早速つま楊枝にさつまいもを一つ刺してフィーに差し出す。
「ある意味宝石みたいだ」
「……っ、それもそうね!」
まさかフィーも同じような感想を言ってくれるとは。
「ん……味も美味しい」
「でしょう?」
フィーと共に微笑み合いつつ、レナンとジークさんの分も取り出し、お裾分けする。あれ……?そう言えばジークさんって……。
「あの、甘いもの、大丈夫でしたか……?」
いつもの晩餐はレナンと作る。4人分作っているとはいえ……レナンとジークさんは交替で別途食べているはずだ。レナンは何も言ってこないし、特段苦手と言うわけでもないと思うのだが。
「別に」
そう言って普通に食べ始める。
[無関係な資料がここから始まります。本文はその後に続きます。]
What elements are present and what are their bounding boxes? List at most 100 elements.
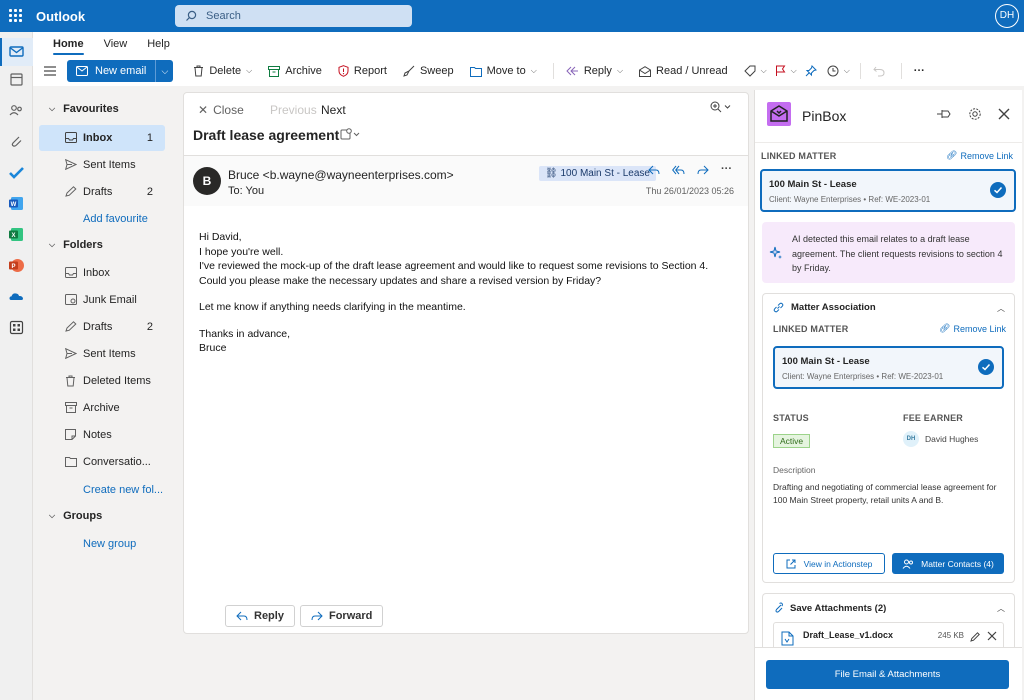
sender-avatar[interactable]: B [193, 167, 221, 195]
pinbox-logo-icon [770, 105, 788, 122]
move-to-label: Move to [486, 65, 526, 77]
undo-button[interactable] [873, 66, 885, 77]
save-attachments-header[interactable]: Save Attachments (2) [773, 602, 886, 614]
remove-link-label: Remove Link [953, 323, 1006, 334]
folder-junk[interactable]: Junk Email [39, 287, 165, 313]
app-launcher-icon[interactable] [9, 9, 23, 23]
tab-home[interactable]: Home [53, 38, 84, 55]
word-icon[interactable]: W [8, 195, 25, 212]
remove-icon[interactable] [987, 631, 997, 641]
view-in-actionstep-button[interactable]: View in Actionstep [773, 553, 885, 574]
people-icon [902, 559, 914, 569]
forward-button-bottom[interactable]: Forward [299, 605, 384, 627]
summary-icon[interactable] [340, 128, 360, 140]
edit-icon[interactable] [970, 631, 981, 642]
sweep-button[interactable]: Sweep [403, 65, 454, 77]
attach-icon[interactable] [8, 133, 25, 150]
attachment-name: Draft_Lease_v1.docx [803, 630, 894, 640]
flag-button[interactable]: ⌵ [775, 65, 797, 77]
folder-inbox[interactable]: Inbox [39, 260, 165, 286]
add-favourite-link[interactable]: Add favourite [83, 213, 148, 225]
folder-deleted[interactable]: Deleted Items [39, 368, 165, 394]
linked-matter-card[interactable]: 100 Main St - Lease Client: Wayne Enterp… [760, 169, 1016, 212]
tab-view[interactable]: View [104, 38, 128, 55]
hamburger-icon[interactable] [43, 65, 57, 77]
remove-link-section[interactable]: 🔗︎ Remove Link [939, 323, 1006, 334]
status-label: STATUS [773, 413, 809, 423]
onedrive-icon[interactable] [8, 288, 25, 305]
chevron-up-icon[interactable]: ︿ [997, 303, 1005, 314]
apps-icon[interactable] [8, 319, 25, 336]
folder-notes[interactable]: Notes [39, 422, 165, 448]
user-avatar[interactable]: DH [995, 4, 1019, 28]
matter-contacts-button[interactable]: Matter Contacts (4) [892, 553, 1004, 574]
snooze-button[interactable]: ⌵ [827, 65, 850, 77]
reply-button[interactable]: Reply ⌵ [566, 65, 623, 77]
archive-button[interactable]: Archive [268, 65, 322, 77]
remove-link-top[interactable]: 🔗︎ Remove Link [946, 150, 1013, 161]
fav-inbox[interactable]: Inbox 1 [39, 125, 165, 151]
document-icon [781, 631, 794, 646]
undo-icon [873, 66, 885, 76]
new-email-main[interactable]: New email [67, 60, 156, 82]
move-to-button[interactable]: Move to ⌵ [469, 65, 537, 77]
next-button[interactable]: Next [321, 103, 346, 117]
zoom-icon[interactable] [710, 101, 732, 113]
groups-header[interactable]: ⌵ Groups [49, 510, 102, 522]
report-button[interactable]: Report [338, 65, 387, 77]
powerpoint-icon[interactable]: P [8, 257, 25, 274]
ai-summary: AI detected this email relates to a draf… [762, 222, 1015, 283]
new-email-button[interactable]: New email ⌵ [67, 60, 174, 82]
app-name[interactable]: Outlook [36, 9, 85, 24]
fav-inbox-label: Inbox [83, 132, 113, 144]
folder-drafts-count: 2 [146, 321, 153, 333]
description-label: Description [773, 465, 816, 475]
pin-icon[interactable] [936, 108, 952, 120]
folder-archive[interactable]: Archive [39, 395, 165, 421]
favourites-header[interactable]: ⌵ Favourites [49, 103, 119, 115]
fav-sent-items[interactable]: Sent Items [39, 152, 165, 178]
reply-all-icon[interactable] [672, 165, 685, 175]
new-email-dropdown[interactable]: ⌵ [155, 60, 174, 82]
matter-association-title: Matter Association [791, 302, 876, 313]
fav-drafts[interactable]: Drafts 2 [39, 179, 165, 205]
folder-sent[interactable]: Sent Items [39, 341, 165, 367]
more-actions-icon[interactable]: ··· [721, 164, 732, 175]
mail-icon[interactable] [8, 43, 25, 60]
folder-drafts-label: Drafts [83, 321, 113, 333]
people-icon[interactable] [8, 102, 25, 119]
new-group-link[interactable]: New group [83, 538, 136, 550]
folder-conversation[interactable]: Conversatio... [39, 449, 165, 475]
tab-help[interactable]: Help [147, 38, 170, 55]
reply-icon[interactable] [648, 165, 660, 175]
broom-icon [403, 65, 415, 77]
file-email-attachments-button[interactable]: File Email & Attachments [766, 660, 1009, 689]
matter-association-header[interactable]: Matter Association [773, 302, 876, 313]
sender[interactable]: Bruce <b.wayne@wayneenterprises.com> [228, 168, 454, 182]
create-folder-link[interactable]: Create new fol... [83, 484, 163, 496]
linked-matter-label-2: LINKED MATTER [773, 324, 849, 334]
folders-header[interactable]: ⌵ Folders [49, 239, 103, 251]
search-input[interactable]: Search [175, 5, 412, 27]
todo-icon[interactable] [8, 164, 25, 181]
chevron-up-icon[interactable]: ︿ [997, 603, 1005, 614]
reply-button-bottom[interactable]: Reply [225, 605, 295, 627]
pin-button[interactable] [805, 65, 817, 77]
folder-drafts[interactable]: Drafts 2 [39, 314, 165, 340]
forward-icon[interactable] [697, 165, 709, 175]
delete-button[interactable]: Delete ⌵ [193, 65, 252, 77]
read-unread-label: Read / Unread [656, 65, 728, 77]
paperclip-icon [775, 602, 783, 613]
close-button[interactable]: ✕ Close [198, 103, 244, 117]
close-icon[interactable] [998, 108, 1010, 120]
excel-icon[interactable]: X [8, 226, 25, 243]
matter-tag[interactable]: ⛓ 100 Main St - Lease [539, 166, 656, 181]
association-matter-card[interactable]: 100 Main St - Lease Client: Wayne Enterp… [773, 346, 1004, 389]
read-unread-button[interactable]: Read / Unread [639, 65, 728, 77]
settings-icon[interactable] [968, 107, 982, 121]
more-button[interactable]: ··· [914, 65, 925, 77]
calendar-icon[interactable] [8, 71, 25, 88]
tag-button[interactable]: ⌵ [743, 65, 767, 77]
reply-buttons: Reply Forward [225, 605, 384, 627]
previous-button[interactable]: Previous [270, 103, 317, 117]
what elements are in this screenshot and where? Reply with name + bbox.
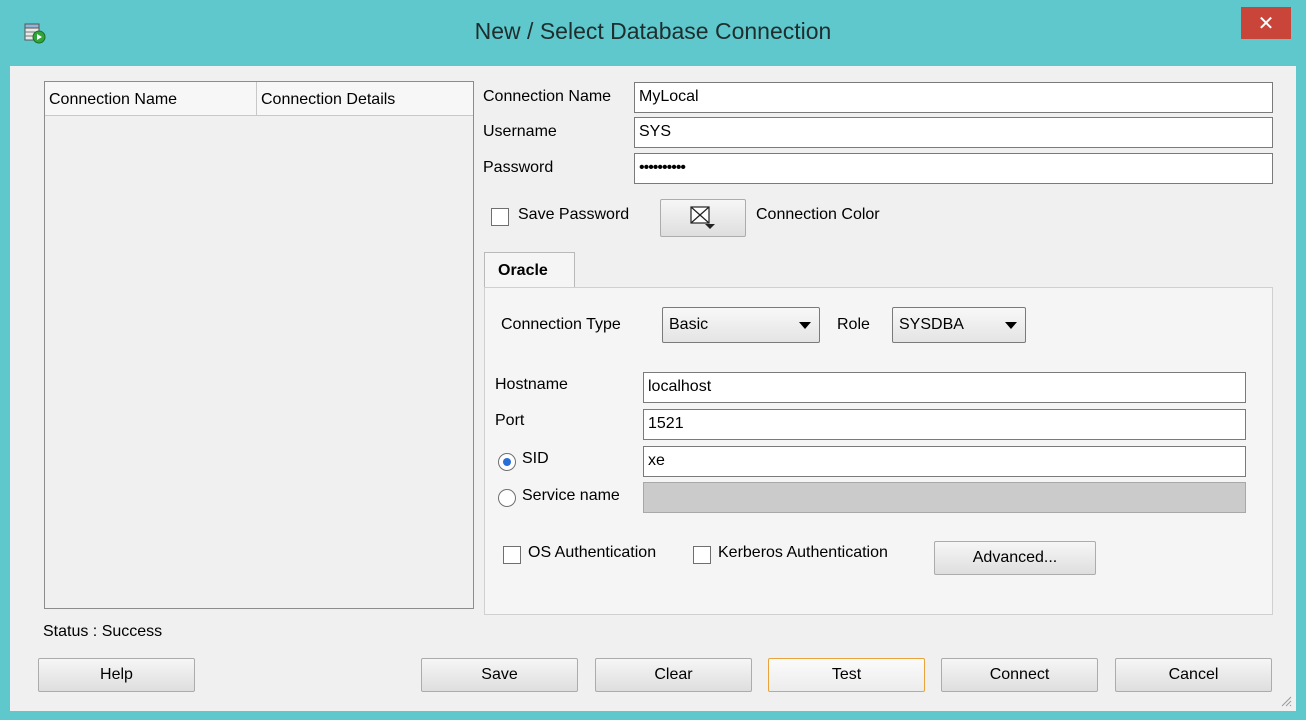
advanced-button[interactable]: Advanced... — [934, 541, 1096, 575]
column-header-connection-details[interactable]: Connection Details — [257, 82, 473, 116]
connection-type-value: Basic — [669, 316, 709, 333]
connection-type-label: Connection Type — [501, 316, 621, 333]
role-select[interactable]: SYSDBA — [892, 307, 1026, 343]
connect-button[interactable]: Connect — [941, 658, 1098, 692]
resize-grip-icon[interactable] — [1280, 695, 1292, 707]
connection-name-field[interactable]: MyLocal — [634, 82, 1273, 113]
service-name-radio[interactable] — [498, 489, 516, 507]
connection-color-button[interactable] — [660, 199, 746, 237]
os-authentication-label: OS Authentication — [528, 544, 657, 561]
connection-name-label: Connection Name — [483, 88, 612, 105]
dialog-body: Connection Name Connection Details Conne… — [10, 66, 1296, 711]
kerberos-authentication-label: Kerberos Authentication — [718, 544, 888, 561]
password-field[interactable]: •••••••••• — [634, 153, 1273, 184]
username-field[interactable]: SYS — [634, 117, 1273, 148]
port-label: Port — [495, 412, 525, 429]
connections-table[interactable]: Connection Name Connection Details — [44, 81, 474, 609]
window-title: New / Select Database Connection — [474, 18, 832, 44]
connection-color-label: Connection Color — [756, 206, 880, 223]
sid-field[interactable]: xe — [643, 446, 1246, 477]
service-name-field[interactable] — [643, 482, 1246, 513]
sid-label: SID — [522, 450, 549, 467]
save-button[interactable]: Save — [421, 658, 578, 692]
kerberos-authentication-checkbox[interactable] — [693, 546, 711, 564]
save-password-checkbox[interactable] — [491, 208, 509, 226]
column-header-connection-name[interactable]: Connection Name — [45, 82, 257, 116]
port-field[interactable]: 1521 — [643, 409, 1246, 440]
chevron-down-icon — [1005, 322, 1017, 329]
tab-oracle[interactable]: Oracle — [484, 252, 575, 288]
password-label: Password — [483, 159, 554, 176]
title-bar[interactable]: New / Select Database Connection ✕ — [0, 0, 1306, 66]
cancel-button[interactable]: Cancel — [1115, 658, 1272, 692]
role-value: SYSDBA — [899, 316, 964, 333]
hostname-field[interactable]: localhost — [643, 372, 1246, 403]
help-button[interactable]: Help — [38, 658, 195, 692]
close-button[interactable]: ✕ — [1241, 7, 1291, 39]
username-label: Username — [483, 123, 557, 140]
hostname-label: Hostname — [495, 376, 568, 393]
clear-button[interactable]: Clear — [595, 658, 752, 692]
status-text: Status : Success — [43, 623, 163, 640]
connection-type-select[interactable]: Basic — [662, 307, 820, 343]
role-label: Role — [837, 316, 870, 333]
color-picker-icon — [690, 206, 715, 229]
test-button[interactable]: Test — [768, 658, 925, 692]
chevron-down-icon — [799, 322, 811, 329]
sid-radio[interactable] — [498, 453, 516, 471]
save-password-label: Save Password — [518, 206, 630, 223]
connections-table-header: Connection Name Connection Details — [45, 82, 473, 116]
os-authentication-checkbox[interactable] — [503, 546, 521, 564]
service-name-label: Service name — [522, 487, 620, 504]
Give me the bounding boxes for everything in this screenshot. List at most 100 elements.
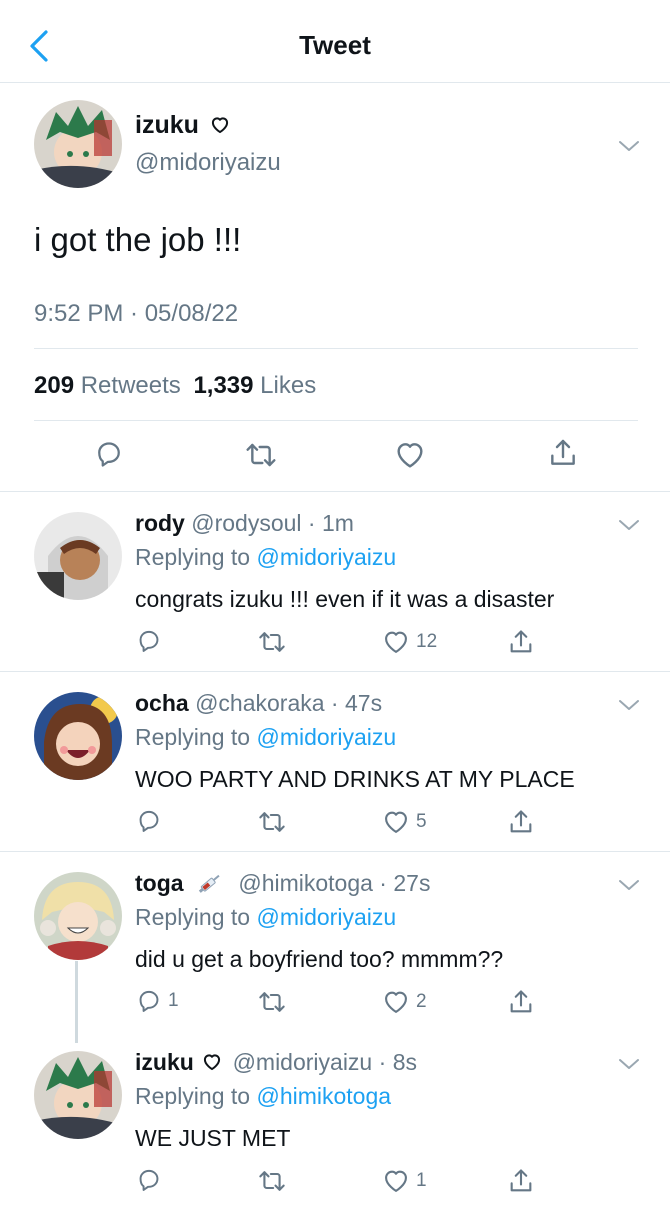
like-button[interactable]: 1 [382, 1167, 427, 1195]
avatar-image [34, 100, 122, 188]
reply-header: ocha @chakoraka · 47s [135, 690, 383, 716]
reply-time: 1m [321, 510, 354, 536]
display-name[interactable]: izuku [135, 1049, 194, 1075]
reply-actions: 1 [0, 1167, 670, 1201]
avatar[interactable] [34, 100, 122, 188]
user-handle[interactable]: @midoriyaizu [135, 149, 281, 177]
avatar-image [34, 512, 122, 600]
heart-outline-icon [202, 1052, 222, 1072]
top-bar: Tweet [0, 0, 670, 83]
retweet-button[interactable] [258, 988, 286, 1016]
like-button[interactable]: 12 [382, 628, 437, 656]
share-icon [547, 437, 579, 469]
share-button[interactable] [507, 628, 535, 656]
heart-icon [382, 628, 410, 656]
share-button[interactable] [547, 437, 579, 469]
avatar-image [34, 872, 122, 960]
display-name[interactable]: toga [135, 870, 184, 896]
heart-icon [382, 808, 410, 836]
page-title: Tweet [299, 30, 371, 60]
tweet-timestamp: 9:52 PM · 05/08/22 [34, 300, 239, 327]
reply-actions: 1 2 [0, 988, 670, 1022]
chevron-down-icon[interactable] [618, 698, 640, 712]
reply-tweet[interactable]: rody @rodysoul · 1m Replying to @midoriy… [0, 491, 670, 672]
user-handle[interactable]: @midoriyaizu [233, 1049, 373, 1075]
retweet-button[interactable] [245, 439, 277, 471]
chevron-down-icon[interactable] [618, 878, 640, 892]
retweet-button[interactable] [258, 1167, 286, 1195]
retweet-icon [258, 988, 286, 1016]
mention-link[interactable]: @himikotoga [256, 1083, 391, 1109]
syringe-icon [198, 874, 220, 893]
avatar[interactable] [34, 872, 122, 960]
display-name[interactable]: ocha [135, 690, 189, 716]
reply-tweet[interactable]: ocha @chakoraka · 47s Replying to @midor… [0, 671, 670, 852]
share-icon [507, 988, 535, 1016]
reply-tweet[interactable]: toga @himikotoga · 27s Replying to @mido… [0, 851, 670, 1032]
avatar-image [34, 1051, 122, 1139]
share-button[interactable] [507, 988, 535, 1016]
avatar[interactable] [34, 1051, 122, 1139]
share-icon [507, 1167, 535, 1195]
chevron-down-icon[interactable] [618, 139, 640, 153]
like-button[interactable] [394, 439, 426, 471]
reply-tweet[interactable]: izuku @midoriyaizu · 8s Replying to @him… [0, 1031, 670, 1211]
retweet-button[interactable] [258, 808, 286, 836]
retweet-icon [245, 439, 277, 471]
heart-icon [382, 1167, 410, 1195]
user-handle[interactable]: @chakoraka [195, 690, 324, 716]
share-icon [507, 808, 535, 836]
user-handle[interactable]: @rodysoul [191, 510, 301, 536]
reply-header: rody @rodysoul · 1m [135, 510, 354, 536]
reply-button[interactable] [94, 439, 124, 469]
reply-time: 8s [392, 1049, 417, 1075]
display-name-text: izuku [135, 111, 199, 139]
replying-to: Replying to @midoriyaizu [135, 724, 397, 750]
mention-link[interactable]: @midoriyaizu [256, 904, 396, 930]
share-button[interactable] [507, 808, 535, 836]
likes-stat[interactable]: 1,339 Likes [193, 372, 316, 399]
reply-header: toga @himikotoga · 27s [135, 870, 431, 896]
like-button[interactable]: 2 [382, 988, 427, 1016]
reply-actions: 5 [0, 808, 670, 842]
reply-icon [136, 1167, 162, 1193]
tweet-text: i got the job !!! [34, 221, 242, 258]
display-name[interactable]: rody [135, 510, 185, 536]
reply-text: did u get a boyfriend too? mmmm?? [135, 946, 504, 972]
reply-header: izuku @midoriyaizu · 8s [135, 1049, 417, 1075]
avatar[interactable] [34, 512, 122, 600]
retweets-stat[interactable]: 209 Retweets [34, 372, 181, 399]
reply-actions: 12 [0, 628, 670, 662]
replying-to: Replying to @himikotoga [135, 1083, 392, 1109]
share-icon [507, 628, 535, 656]
mention-link[interactable]: @midoriyaizu [256, 724, 396, 750]
reply-text: WOO PARTY AND DRINKS AT MY PLACE [135, 766, 575, 792]
retweet-icon [258, 628, 286, 656]
reply-button[interactable]: 1 [136, 988, 179, 1014]
share-button[interactable] [507, 1167, 535, 1195]
reply-text: congrats izuku !!! even if it was a disa… [135, 586, 555, 612]
reply-button[interactable] [136, 808, 168, 834]
mention-link[interactable]: @midoriyaizu [256, 544, 396, 570]
reply-button[interactable] [136, 628, 168, 654]
divider [34, 348, 638, 349]
replying-to: Replying to @midoriyaizu [135, 904, 397, 930]
like-button[interactable]: 5 [382, 808, 427, 836]
heart-outline-icon [210, 115, 230, 135]
user-handle[interactable]: @himikotoga [238, 870, 373, 896]
heart-icon [382, 988, 410, 1016]
reply-icon [136, 808, 162, 834]
reply-icon [94, 439, 124, 469]
reply-button[interactable] [136, 1167, 168, 1193]
avatar-image [34, 692, 122, 780]
retweet-icon [258, 1167, 286, 1195]
chevron-down-icon[interactable] [618, 1057, 640, 1071]
heart-icon [394, 439, 426, 471]
display-name[interactable]: izuku [135, 111, 230, 140]
replying-to: Replying to @midoriyaizu [135, 544, 397, 570]
retweet-button[interactable] [258, 628, 286, 656]
avatar[interactable] [34, 692, 122, 780]
chevron-down-icon[interactable] [618, 518, 640, 532]
reply-text: WE JUST MET [135, 1125, 291, 1151]
tweet-actions [0, 433, 670, 483]
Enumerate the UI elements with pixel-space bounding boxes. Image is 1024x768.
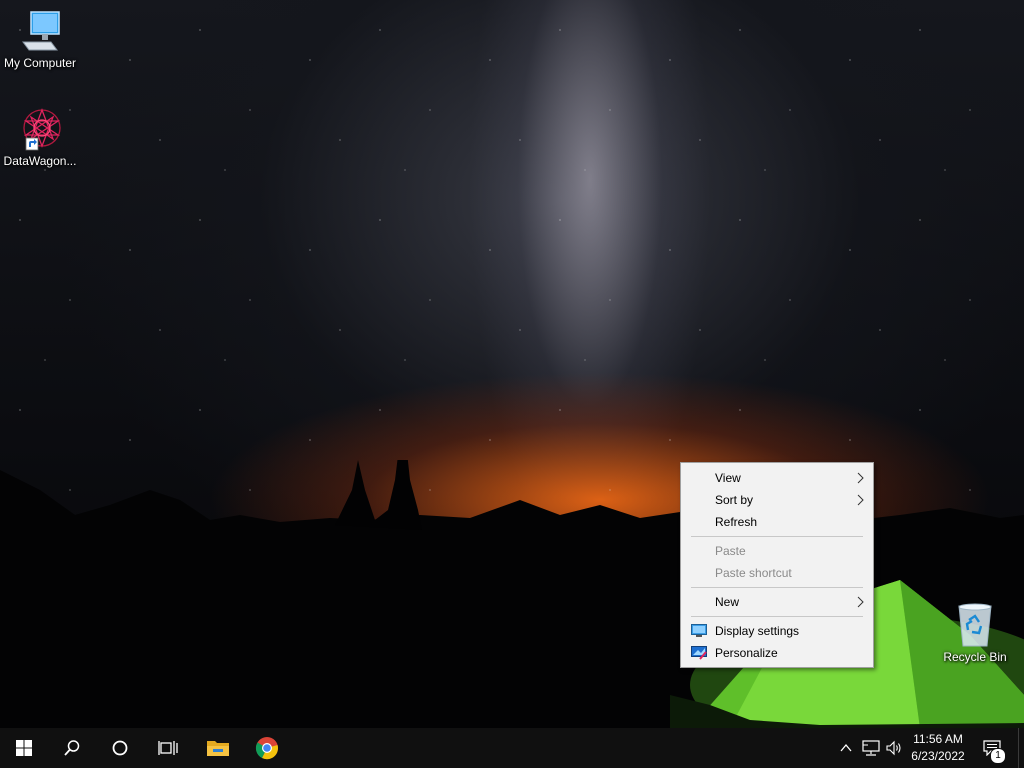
chrome-button[interactable] [243,728,291,768]
network-button[interactable] [861,738,881,758]
menu-item-refresh[interactable]: Refresh [681,511,873,533]
desktop-icon-label: DataWagon... [3,154,77,168]
clock-time: 11:56 AM [913,732,963,746]
menu-separator [691,587,863,588]
folder-icon [207,741,229,756]
menu-item-label: Paste shortcut [715,566,792,580]
search-button[interactable] [48,728,96,768]
chevron-right-icon [857,494,864,506]
chrome-icon [255,737,278,760]
menu-item-view[interactable]: View [681,467,873,489]
menu-item-display-settings[interactable]: Display settings [681,620,873,642]
cortana-icon [112,740,128,756]
menu-item-paste: Paste [681,540,873,562]
cortana-button[interactable] [96,728,144,768]
volume-button[interactable] [884,738,904,758]
notification-count-badge: 1 [990,748,1006,764]
desktop-context-menu: View Sort by Refresh Paste Paste shortcu… [680,462,874,668]
menu-item-sort-by[interactable]: Sort by [681,489,873,511]
menu-separator [691,536,863,537]
recycle-bin-icon [958,603,992,647]
task-view-button[interactable] [144,728,192,768]
menu-item-label: New [715,595,740,609]
clock-date: 6/23/2022 [911,749,965,763]
wallpaper-stars [0,0,1024,520]
desktop-icon-label: Recycle Bin [943,650,1007,664]
menu-item-label: Refresh [715,515,758,529]
file-explorer-button[interactable] [194,728,242,768]
menu-item-personalize[interactable]: Personalize [681,642,873,664]
taskbar-clock[interactable]: 11:56 AM 6/23/2022 [904,731,972,765]
display-settings-icon [691,624,707,637]
volume-icon [886,740,901,756]
menu-item-label: Display settings [715,624,800,638]
chevron-right-icon [857,472,864,484]
network-icon [862,740,880,756]
start-button[interactable] [0,728,48,768]
desktop-icon-recycle-bin[interactable]: Recycle Bin [935,602,1015,664]
chevron-up-icon [840,743,852,752]
menu-item-new[interactable]: New [681,591,873,613]
chevron-right-icon [857,596,864,608]
desktop-icon-label: My Computer [3,56,77,70]
desktop-icon-datawagon[interactable]: DataWagon... [0,106,80,168]
task-view-icon [158,741,178,755]
datawagon-shortcut-icon [23,108,61,151]
menu-item-label: Personalize [715,646,778,660]
desktop-icon-my-computer[interactable]: My Computer [0,8,80,70]
menu-item-label: Paste [715,544,746,558]
computer-icon [22,11,60,51]
menu-item-label: Sort by [715,493,754,507]
menu-separator [691,616,863,617]
taskbar: 11:56 AM 6/23/2022 [0,728,1024,768]
menu-item-label: View [715,471,741,485]
windows-logo-icon [16,740,32,756]
show-desktop-button[interactable] [1018,728,1024,768]
show-hidden-icons-button[interactable] [836,738,856,758]
search-icon [64,740,80,756]
personalize-icon [691,646,707,660]
menu-item-paste-shortcut: Paste shortcut [681,562,873,584]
レナンも普通に食べているが……ジークさんもわりといける口……なのね。
「ジークはわりと、甘いものは好きだぞ」
そう、こっそりとフィーが耳打ちしてくれた。
「……フィー」
しかし、それを感じ取ったのか、ジークさんがフィーに微妙そうな視線を送る。
「別に構わないだろう?俺たちは家族なんだから」
家族……。一応主人と騎士と言う関係ではあれど……そうか、家族。
いつの間にか私も、こんな温かくて優しい家族の中にいたのね。
リビングに響く穏やかな談笑に、いつしかここが、掛け替えのない居場所なのだと感じている。